Abubakar Hassan Abubakar, Principal Secretary, State Department for Investment Promotion at the Ministry of Investments, Trade, and Industry, explained that the selection of Tatu City, along with Konza Technopolis, was a clear demonstration of Kenya’s progress in Africa’s sustainable economic development.

Green Policies in SEZs

“Incorporating green policies in the development of SEZs is paramount not only to achieve economic growth but also to meet our country’s commitments to the UN’s sustainable development goals and our nationally determined contributions,” said the PS.

Future Developments

In recognition of the Kenyan government’s support for SEZs as an important tool in driving sustainable economic development, Kenya will host the AEZO General Assembly in 2024.

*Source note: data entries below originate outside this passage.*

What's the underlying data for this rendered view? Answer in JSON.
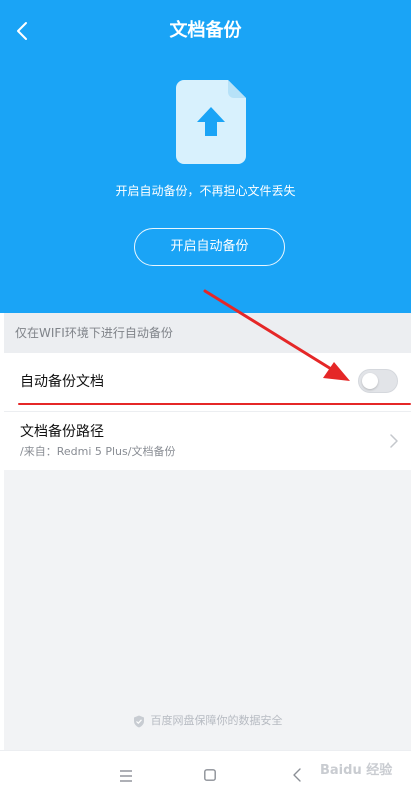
{
  "header": {
    "title": "文档备份",
    "back_icon": "chevron-left-icon"
  },
  "hero": {
    "icon": "document-upload-icon",
    "tagline": "开启自动备份，不再担心文件丢失",
    "enable_button_label": "开启自动备份"
  },
  "settings": {
    "hint": "仅在WIFI环境下进行自动备份",
    "auto_backup": {
      "label": "自动备份文档",
      "enabled": false
    },
    "backup_path": {
      "label": "文档备份路径",
      "value": "/来自：Redmi 5 Plus/文档备份",
      "chevron_icon": "chevron-right-icon"
    }
  },
  "footer": {
    "security_text": "百度网盘保障你的数据安全",
    "security_icon": "shield-icon"
  },
  "navbar": {
    "items": [
      "menu-icon",
      "home-icon",
      "back-icon"
    ]
  },
  "watermark": {
    "text": "Baidu 经验"
  },
  "colors": {
    "brand_blue": "#1aa4f6",
    "annotation_red": "#e52727"
  }
}
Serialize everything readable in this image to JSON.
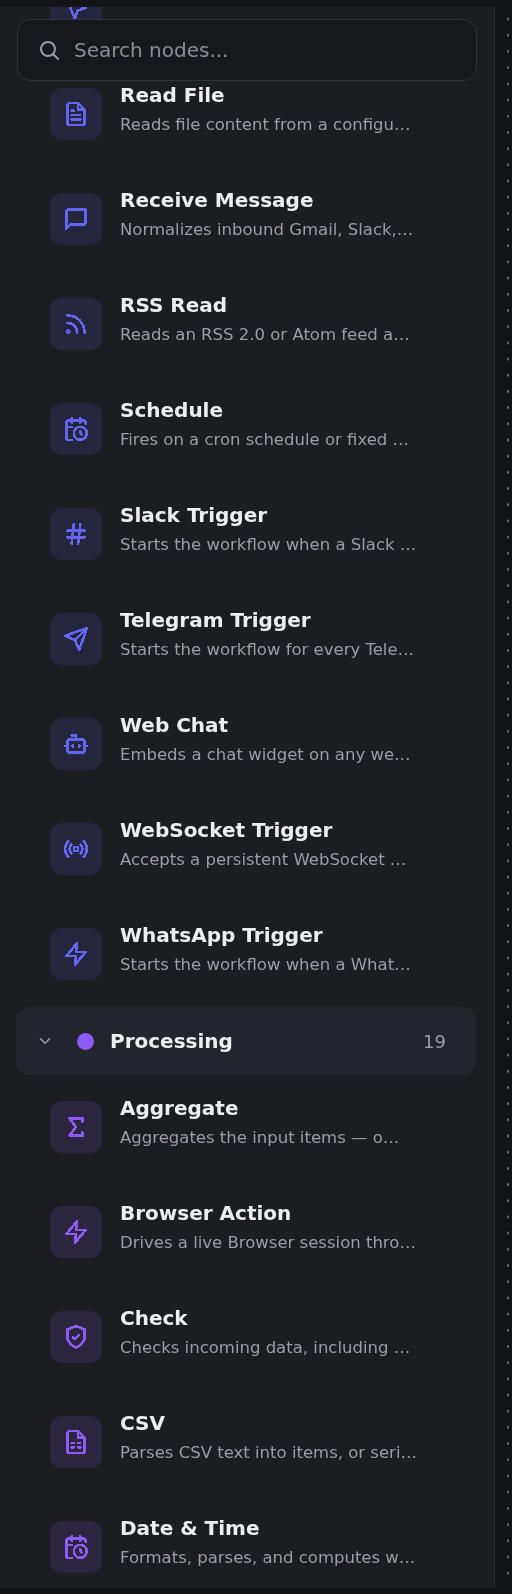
{
  "search": {
    "placeholder": "Search nodes..."
  },
  "sections": [
    {
      "kind": "continued",
      "color": "#6366f1",
      "items": [
        {
          "kind": "cursor"
        },
        {
          "kind": "file",
          "title": "Read File",
          "description": "Reads file content from a configu…"
        },
        {
          "kind": "chat",
          "title": "Receive Message",
          "description": "Normalizes inbound Gmail, Slack,…"
        },
        {
          "kind": "rss",
          "title": "RSS Read",
          "description": "Reads an RSS 2.0 or Atom feed a…"
        },
        {
          "kind": "calendar-clock",
          "title": "Schedule",
          "description": "Fires on a cron schedule or fixed …"
        },
        {
          "kind": "hash",
          "title": "Slack Trigger",
          "description": "Starts the workflow when a Slack …"
        },
        {
          "kind": "send",
          "title": "Telegram Trigger",
          "description": "Starts the workflow for every Tele…"
        },
        {
          "kind": "bot",
          "title": "Web Chat",
          "description": "Embeds a chat widget on any we…"
        },
        {
          "kind": "radio",
          "title": "WebSocket Trigger",
          "description": "Accepts a persistent WebSocket …"
        },
        {
          "kind": "zap",
          "title": "WhatsApp Trigger",
          "description": "Starts the workflow when a What…"
        }
      ]
    },
    {
      "kind": "header",
      "title": "Processing",
      "count": "19",
      "expanded": true,
      "color": "#8b5cf6",
      "items": [
        {
          "kind": "sigma",
          "title": "Aggregate",
          "description": "Aggregates the input items — o…"
        },
        {
          "kind": "zap",
          "title": "Browser Action",
          "description": "Drives a live Browser session thro…"
        },
        {
          "kind": "shield",
          "title": "Check",
          "description": "Checks incoming data, including …"
        },
        {
          "kind": "sheet",
          "title": "CSV",
          "description": "Parses CSV text into items, or seri…"
        },
        {
          "kind": "calendar-clock",
          "title": "Date & Time",
          "description": "Formats, parses, and computes w…"
        }
      ]
    }
  ]
}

Frequently Asked Questions

What is an SEZ?

A Special Economic Zone (SEZ) is an area within a country’s national borders where the business and trade laws are different from the rest of the country. The main objectives of SEZs include increasing trade balance, employment, investment, job creation, and effective administration².

SEZs are typically duty-free and have different business and commercial laws, primarily to encourage investment and create employment. They are created to better administer these areas, thereby increasing the ease of doing business.

Financial policies, such as investing, taxation, trading, quotas, customs, and labor regulations, are introduced in these zones to encourage businesses to set up. Companies may also be offered tax holidays, where they are granted a period of lower taxation upon establishing themselves in a zone².

The definition of an SEZ is determined individually by each country. According to the World Bank in 2008, the modern-day special economic zone typically includes a “geographically limited area, usually physically secured (fenced-in); single management or administration; eligibility for benefits based upon physical location within the zone; separate customs area (duty-free benefits) and streamlined procedures.